La jeune femme pensait au bien-être de l'esprit, Damien à celui des humains.
- Je pourrais aller aux toilettes, commença-t-elle, et en passant, donner un coup de coude au verre pour le faire tomber.
- Alors, non seulement le verre est au milieu de la table mais en plus les toilettes se trouvent de l'autre côté.
- Bon... euh... Ah ! Je sais. Tu vas faire semblant d'aller aux toilettes. Comme je dois te laisser passer, on va se lever ensemble et donner un coup dans la table sans faire exprès. Avec un peu de chance, ça va marcher.
- Je ne suis pas sûr. Ce n'est...
Damien n'eut pas le temps de finir sa phrase. Une main s'empara du verre et un homme but avidement son contenu, l'esprit avec. Il retourna ensuite avec les autres sous les yeux ronds des deux jeunes gens.
- Oh mon Dieu ! lança Romi.
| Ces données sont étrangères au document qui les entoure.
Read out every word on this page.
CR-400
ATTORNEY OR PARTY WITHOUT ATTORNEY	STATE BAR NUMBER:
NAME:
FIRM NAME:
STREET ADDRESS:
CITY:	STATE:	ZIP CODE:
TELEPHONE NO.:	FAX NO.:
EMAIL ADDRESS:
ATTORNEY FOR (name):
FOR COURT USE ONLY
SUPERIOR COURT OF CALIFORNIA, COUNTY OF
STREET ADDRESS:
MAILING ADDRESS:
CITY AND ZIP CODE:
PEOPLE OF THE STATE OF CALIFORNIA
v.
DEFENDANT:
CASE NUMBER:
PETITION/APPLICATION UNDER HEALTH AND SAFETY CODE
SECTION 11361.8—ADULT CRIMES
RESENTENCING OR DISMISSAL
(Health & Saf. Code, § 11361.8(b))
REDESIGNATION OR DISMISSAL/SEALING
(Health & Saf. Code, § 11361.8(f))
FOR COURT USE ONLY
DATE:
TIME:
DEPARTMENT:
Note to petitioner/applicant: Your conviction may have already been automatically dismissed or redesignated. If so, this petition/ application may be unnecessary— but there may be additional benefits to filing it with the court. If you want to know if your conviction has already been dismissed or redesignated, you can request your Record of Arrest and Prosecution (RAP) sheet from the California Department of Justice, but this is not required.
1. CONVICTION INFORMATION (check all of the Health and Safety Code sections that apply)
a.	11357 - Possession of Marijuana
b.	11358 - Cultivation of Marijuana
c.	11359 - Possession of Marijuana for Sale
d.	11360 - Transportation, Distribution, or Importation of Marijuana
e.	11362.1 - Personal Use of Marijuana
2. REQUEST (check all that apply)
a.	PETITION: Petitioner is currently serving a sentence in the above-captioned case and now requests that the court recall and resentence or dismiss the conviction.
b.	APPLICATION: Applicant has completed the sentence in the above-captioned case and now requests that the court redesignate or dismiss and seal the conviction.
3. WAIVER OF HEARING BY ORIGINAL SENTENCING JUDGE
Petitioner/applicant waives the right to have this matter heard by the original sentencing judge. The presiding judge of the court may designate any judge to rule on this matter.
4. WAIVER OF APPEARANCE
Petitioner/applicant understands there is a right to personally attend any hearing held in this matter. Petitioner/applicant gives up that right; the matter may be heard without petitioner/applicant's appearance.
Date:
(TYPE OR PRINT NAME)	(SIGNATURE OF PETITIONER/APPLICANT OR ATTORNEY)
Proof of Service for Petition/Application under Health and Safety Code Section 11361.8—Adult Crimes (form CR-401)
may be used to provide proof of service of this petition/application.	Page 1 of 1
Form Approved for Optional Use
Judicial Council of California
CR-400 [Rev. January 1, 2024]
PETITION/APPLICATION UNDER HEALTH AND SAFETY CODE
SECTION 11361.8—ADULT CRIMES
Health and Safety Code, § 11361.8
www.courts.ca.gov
Qu'est-ce qu'on fait ? Qu'est-ce qui va se passer ?
- J'en sais rien ! Je n'ai jamais poussé l'expérience jusqu'à avaler moi-même un esprit.
L'homme, qui ne se sentait pas du tout observé, se passa plusieurs fois le doigt sous le nez puis éternua. Deux pattes et une tête sortirent de sa narine droite. Sous le regard ébahi des deux amis, le petit esprit gesticula dans tous les sens et réussit finalement à se sortir du pétrin. Il virevolta dans les airs, visiblement offusqué.
- J'aurais préféré ne jamais voir ça..., fit Romi.
Les deux jeunes gens se regardèrent et éclatèrent de rire. Tiphanie s'approcha d'eux.
- Ne vous amusez pas dans votre coin, rejoignez-nous.
Damien se leva.
- Ça ira. Je vais prendre l'air.
- Je te suis.
Ils sortirent du bar et s'adossèrent à une barrière en fer. L'air était frais, il faisait bon. L'odeur de l'alcool était derrière eux et le silence de la nuit leur faisait du bien. Le petit esprit qui avait été éjecté de la narine de l'homme les avait suivis, Romi mit sa main en cloche sous lui. Il sembla lui sourire, il remonta son bras tendu et alla se lover sous les cheveux de la jeune femme.
- Il veut se sécher, fit Damien.
- T'es dégueulasse !
Le jeune homme rigola. Raphaël avait raison, il avait changé.
- J'ai eu la version de K mais pas la tienne. Tu l'as vécu comment cette année ?
- Euh... elle a été... rapide. Tu t'en doutes, pour moi il ne s'est pas passé un an, j'ai comme... dormi. Ça a duré des mois et je ne m'en suis pas rendu compte.
- Ça t'a pas fait bizarre ?
- Un peu, si, mais à part Nadjya et Erick, il n'y a pas grand-chose qui a changé.
- Donc ça va ? Si j'avais été toi, j'aurais peut-être pas supporté.
- Oui, ça va. Et puis... j'ai revu Émilie depuis.
- Celle que tu as sauvée à l'hôpital ?
Damien hocha la tête, quelque peu timide. Romi coula un regard explicite dans sa direction que le jeune homme capta instantanément. Il pinça les lèvres.
- Oui ! Voilà. Tu es la seule à le savoir alors ne va pas l'ébruiter.
- Ne t'en fais pas pour ça. Je suis contente pour toi.
Romi se décolla de la barrière.
- Je ferais mieux d'y retourner, Raphaël va s'inquiéter. Courage, allons affronter le monde, on reviendra dans un quart d'heure.
- C'est ça, tous les quarts d'heures, on reviendra pour un quart d'heure.
Les deux amis se sourirent et retournèrent dans le bar. Le petit esprit qui s'était logé contre la nuque de Romi s'en était allé.